Speaking of mental breakdowns, here’s another missed opportunity in the red zone.
This time, it’s a protection breakdown against a blitz by the Falcons. Atlanta puts seven rushers near the line of scrimmage, and Mac correctly keeps both the tight end and running back in the protection, giving the Pats seven blockers to account for the seven potential rushers.
However, the Pats slid the protection to Jones’s right instead of blocking the Falcons straight up. As a result, there’s an unblocked blitzer coming off the left side. Due to the slide, safety Erik Harris (#23) is Jones’s guy if he blitzes. In other words, Jones is hot, and Mac seems aware of it after he glances at Harris rushing at the snap.

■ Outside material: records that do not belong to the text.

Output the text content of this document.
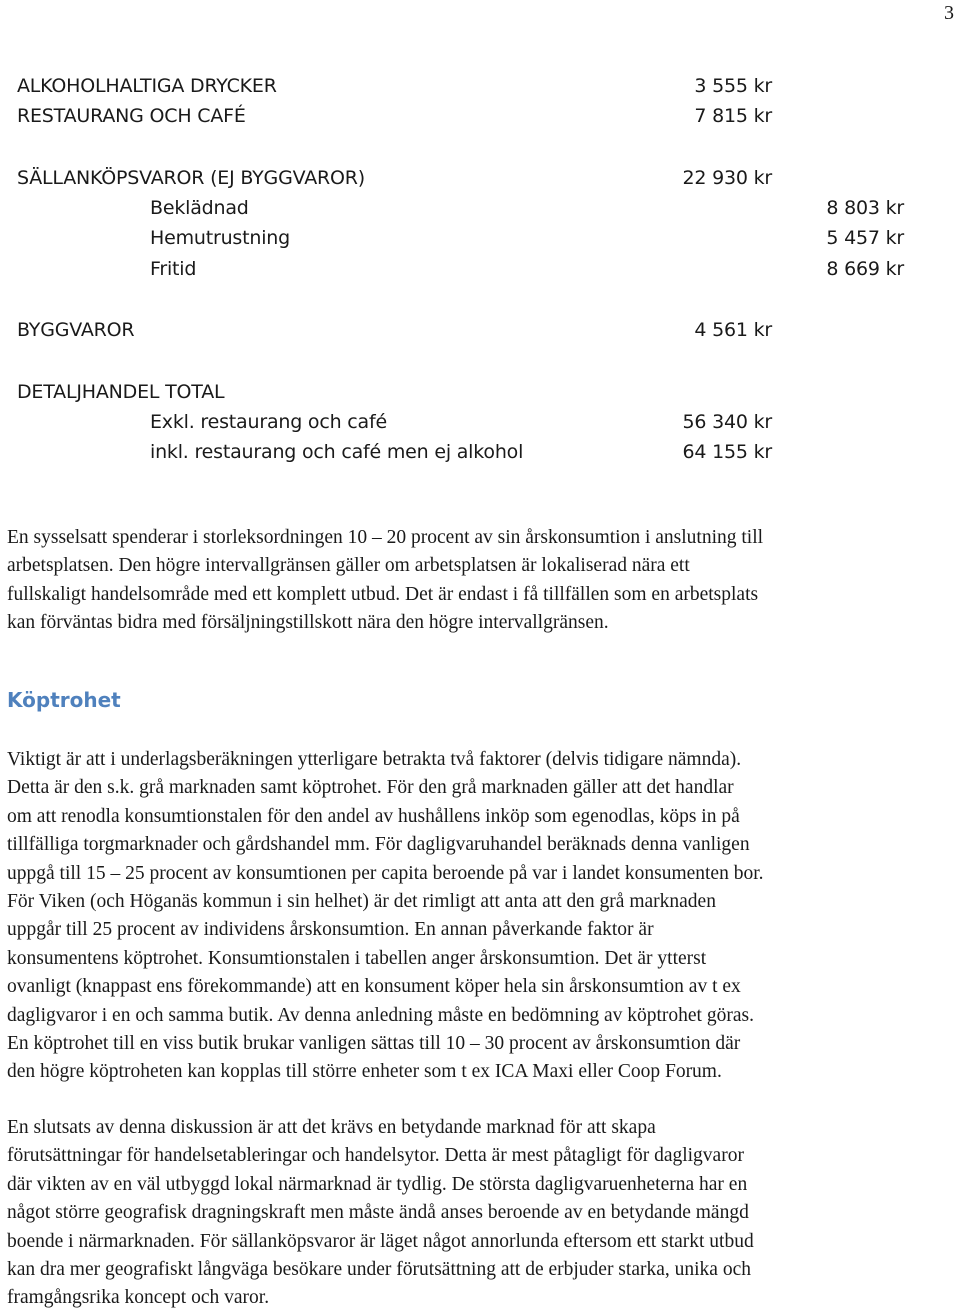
3
ALKOHOLHALTIGA DRYCKER	3 555 kr
RESTAURANG OCH CAFÉ	7 815 kr
SÄLLANKÖPSVAROR (EJ BYGGVAROR)	22 930 kr
Beklädnad	8 803 kr
Hemutrustning	5 457 kr
Fritid	8 669 kr
BYGGVAROR	4 561 kr
DETALJHANDEL TOTAL
Exkl. restaurang och café	56 340 kr
inkl. restaurang och café men ej alkohol	64 155 kr
En sysselsatt spenderar i storleksordningen 10 – 20 procent av sin årskonsumtion i anslutning till
arbetsplatsen. Den högre intervallgränsen gäller om arbetsplatsen är lokaliserad nära ett
fullskaligt handelsområde med ett komplett utbud. Det är endast i få tillfällen som en arbetsplats
kan förväntas bidra med försäljningstillskott nära den högre intervallgränsen.
Köptrohet
Viktigt är att i underlagsberäkningen ytterligare betrakta två faktorer (delvis tidigare nämnda).
Detta är den s.k. grå marknaden samt köptrohet. För den grå marknaden gäller att det handlar
om att renodla konsumtionstalen för den andel av hushållens inköp som egenodlas, köps in på
tillfälliga torgmarknader och gårdshandel mm. För dagligvaruhandel beräknads denna vanligen
uppgå till 15 – 25 procent av konsumtionen per capita beroende på var i landet konsumenten bor.
För Viken (och Höganäs kommun i sin helhet) är det rimligt att anta att den grå marknaden
uppgår till 25 procent av individens årskonsumtion. En annan påverkande faktor är
konsumentens köptrohet. Konsumtionstalen i tabellen anger årskonsumtion. Det är ytterst
ovanligt (knappast ens förekommande) att en konsument köper hela sin årskonsumtion av t ex
dagligvaror i en och samma butik. Av denna anledning måste en bedömning av köptrohet göras.
En köptrohet till en viss butik brukar vanligen sättas till 10 – 30 procent av årskonsumtion där
den högre köptroheten kan kopplas till större enheter som t ex ICA Maxi eller Coop Forum.
En slutsats av denna diskussion är att det krävs en betydande marknad för att skapa
förutsättningar för handelsetableringar och handelsytor. Detta är mest påtagligt för dagligvaror
där vikten av en väl utbyggd lokal närmarknad är tydlig. De största dagligvaruenheterna har en
något större geografisk dragningskraft men måste ändå anses beroende av en betydande mängd
boende i närmarknaden. För sällanköpsvaror är läget något annorlunda eftersom ett starkt utbud
kan dra mer geografiskt långväga besökare under förutsättning att de erbjuder starka, unika och
framgångsrika koncept och varor.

Mac’s answer is an out to Kendrick Bourne in the right slot, but the Falcons ran a trap coverage on an inverted cover-two scheme. With the slot defender falling into the deep half, the outside corner squats on the out route. If Jones throws to Bourne, there’s a good chance it’s intercepted, so Mac wisely takes a sack.
The Falcons sacked Mac three times on blitzes, so you hope that doesn’t become a blueprint as it was at the beginning of the season.
If the Titans and Bills try blitzing as Pees did, the Patriots need better awareness and better answers to the test; one of the most impressive aspects in Jones’s development is his ability to correct mistakes.
Although many will read this as trashing Mac Jones and the offense, the Pats are clearly a good offense. They’re 14th in expected points added this season, fourth since Week 4, and first in EPA during their five-game winning streak.
Plus, Jones, as we wrote after their Week 10 win over the Browns, is playing exceptionally well in his rookie season, and they grinded out a “gritty one” on the road on Thursday night against a good defensive coordinator.
However, the stakes for the Patriots are no longer to be good; the Pats have Super Bowl aspirations in a wide-open AFC. To realize their potential, they’ll need to win in the passing game by being a step ahead of the defense and executing at a high level.
The core players can make the necessary fixes and put points on the scoreboard. We’ve seen them do it before, and it’s good to work out the kinks in Week 11 rather than, for example, in Buffalo in two weeks.
Still, the key to avoiding letdowns in a four-game stretch that will define their season is in the details.